I was being harassed by friends. “Get a phone, why don’t you?” they urged. “It’s the easiest thing for a journalist. There is no backlog of applications in your area exchange,” I was assured. After three months of procrastination, I finally applied. A month on, the stern visage of three linesmen greeted me outside my door. They scoldingly informed me that there were people whose connection had yet to come a year after they applied. I should count myself lucky. I did.
I was even more pleasantly surprised the next evening when I lifted the phone off the hook to hear the welcome buzz of a dialtone. I had been told to expect the connection in three or four days. Somebody would call and give me my number. But here I was, able to call a month after I ever applied for a phone.
Something very welcome had been going on, right under my journalistic nose, which had plainly escaped me. Obviously our perceptions about the state of things in the motherland were failing to keep pace with the state of change in the self-same motherland. I warned myself to be less deprecating about our public utilities in future.
Well, yours truly launched into a modest celebration of her telephone-owner status by calling friends and well-wishers. She told them that although they could not call her just yet because she did not know her phone number, that would soon be taken care of.
Four days passed. No call yet to inform me that my number had been allotted, issued, or whatever it is that happens to phone numbers. Well, I wasn’t going to be churlish. I called the exchange and explained my predicament. A sour voice told me curtly to call another number. I did. A sour voice told me to call the number I had first called. I demurred, but did. Sour Voice Number One lost its temper, but gave me a third number. I called. A nice voice asked me for something called the OV/OB number. I didn’t have it, I had never been given it. The nice voice furrowed its brow and asked for some other number. I gave it. Nice man said could I call back at a certain time. I did. For the rest of that day, and the next, no reply.

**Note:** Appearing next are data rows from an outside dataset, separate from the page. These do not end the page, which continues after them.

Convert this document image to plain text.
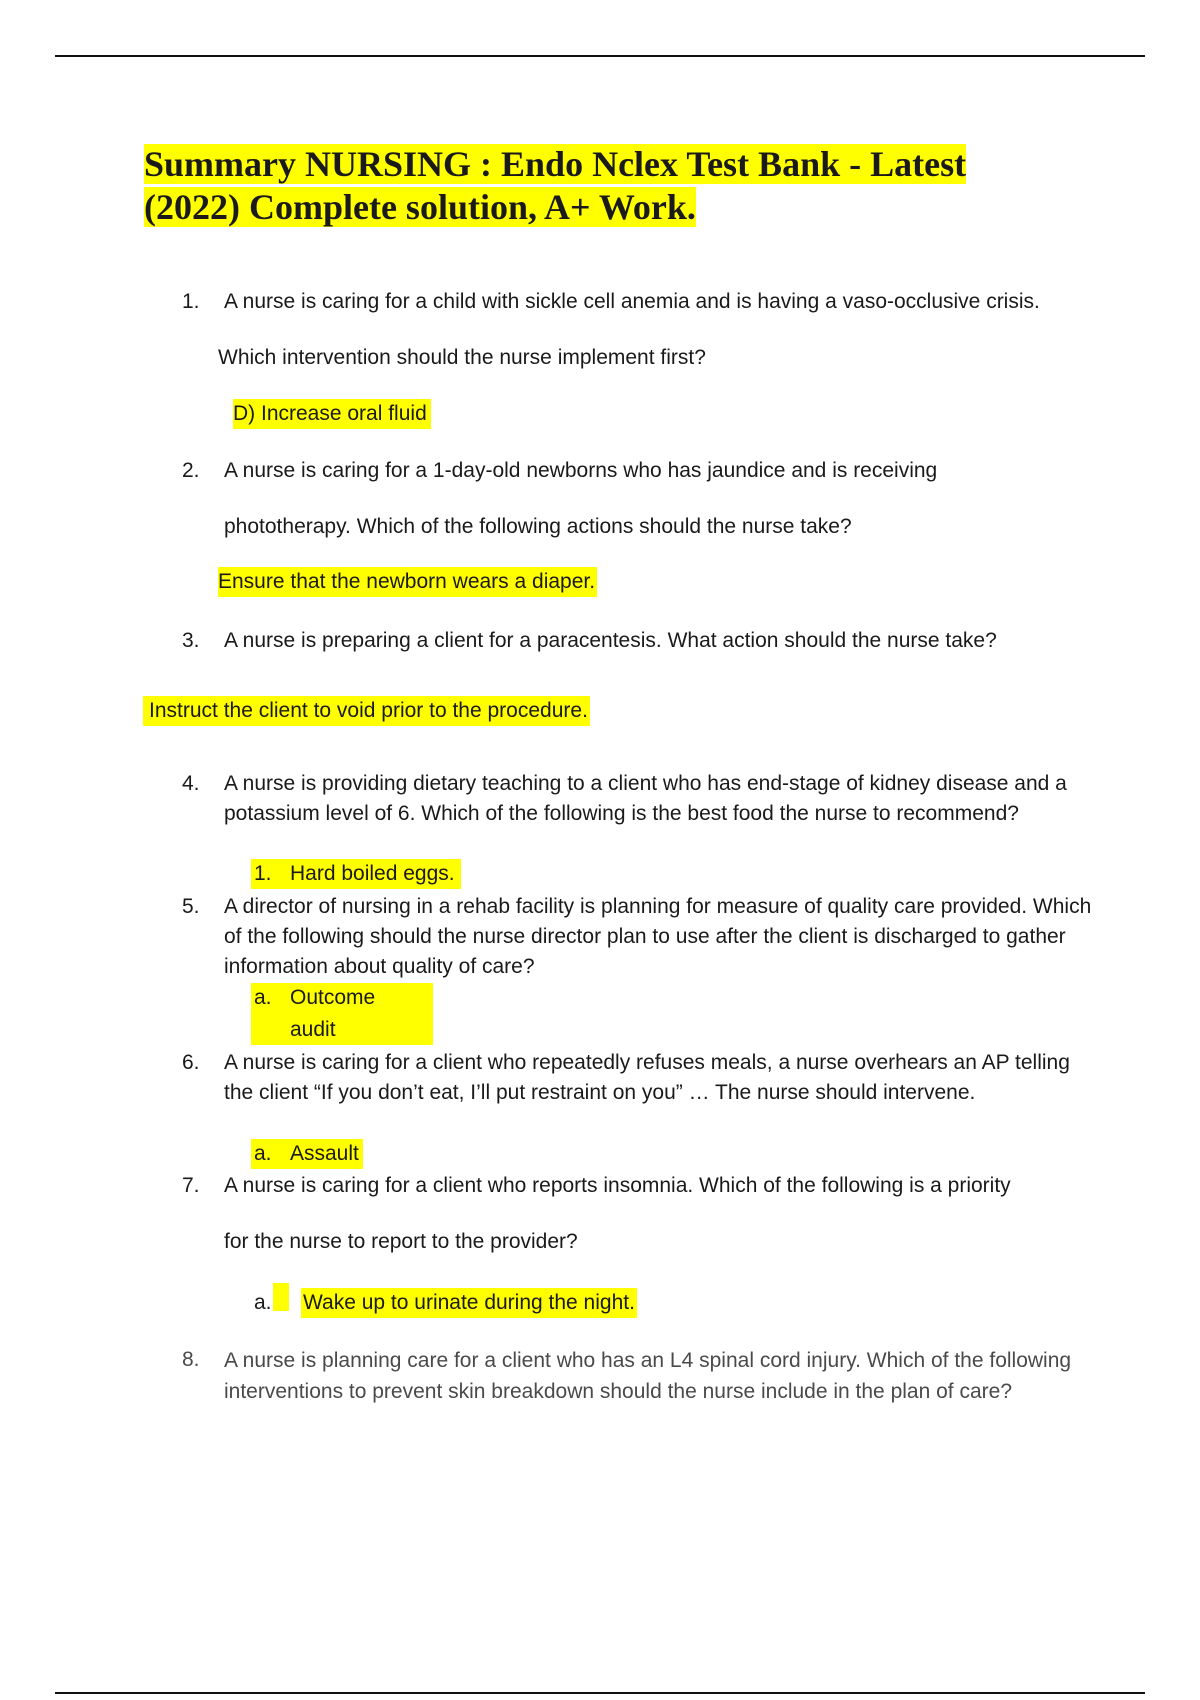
Summary NURSING : Endo Nclex Test Bank - Latest (2022) Complete solution, A+ Work.
1. A nurse is caring for a child with sickle cell anemia and is having a vaso-occlusive crisis.
Which intervention should the nurse implement first?
D) Increase oral fluid
2. A nurse is caring for a 1-day-old newborns who has jaundice and is receiving
phototherapy. Which of the following actions should the nurse take?
Ensure that the newborn wears a diaper.
3. A nurse is preparing a client for a paracentesis. What action should the nurse take?
Instruct the client to void prior to the procedure.
4. A nurse is providing dietary teaching to a client who has end-stage of kidney disease and a potassium level of 6. Which of the following is the best food the nurse to recommend?
1. Hard boiled eggs.
5. A director of nursing in a rehab facility is planning for measure of quality care provided. Which of the following should the nurse director plan to use after the client is discharged to gather information about quality of care?
a. Outcome
audit
6. A nurse is caring for a client who repeatedly refuses meals, a nurse overhears an AP telling the client “If you don’t eat, I’ll put restraint on you” … The nurse should intervene.
a. Assault
7. A nurse is caring for a client who reports insomnia. Which of the following is a priority
for the nurse to report to the provider?
a. Wake up to urinate during the night.
8. A nurse is planning care for a client who has an L4 spinal cord injury. Which of the following interventions to prevent skin breakdown should the nurse include in the plan of care?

I called the exchange. Sour Voice Number One patiently repeated some number which I should instead be calling. I did. Irritated Bihari voice greeted me, and raised itself when I persisted in the temerity of wanting to know my own number. “Madam, register kholna parega, pareshaan mat keejiye (Don’t bother me. I’ll have to check the register).” He really said that.
Much as I would have liked to let fly, I asked the man instead why he was annoyed: I was only asking for my own number. He began to leer at me: “Madam, aapse kaise naraaz ho sakte hain (How can I be annoyed with you)?” But he wasn’t going to oblige. He asked me if I knew anyone who possessed a cellphone. I was puzzled by this turn to the conversation, but said yes. “Well, call him on the cellphone and your number will flash on his phone.” Simple! Staggered as I was that I should have to do this to find out, I repeat, MY OWN NUMBER, in sheer despair I thought I would.
Only, the next morning I get a call demanding to know name and address. Yippee, they were going to tell me my number! I give name and address. Angry voice at the other end asks: “How did you get this connection? This number belongs to somebody else. We will cut it off now.” Before I can get in a word, I have been hung up on. Ten minutes later, the line goes dead on me and stays that way for ten days. I beseech a colleague on the telecoms beat to save me. Two days later, the line comes alive. The next evening, I call my editor on his cellphone. In a profoundly amused voice, he tells me my own number. “Write a piece for the paper,” he says. Of course, I had told him my story before calling him for my number. So here I am.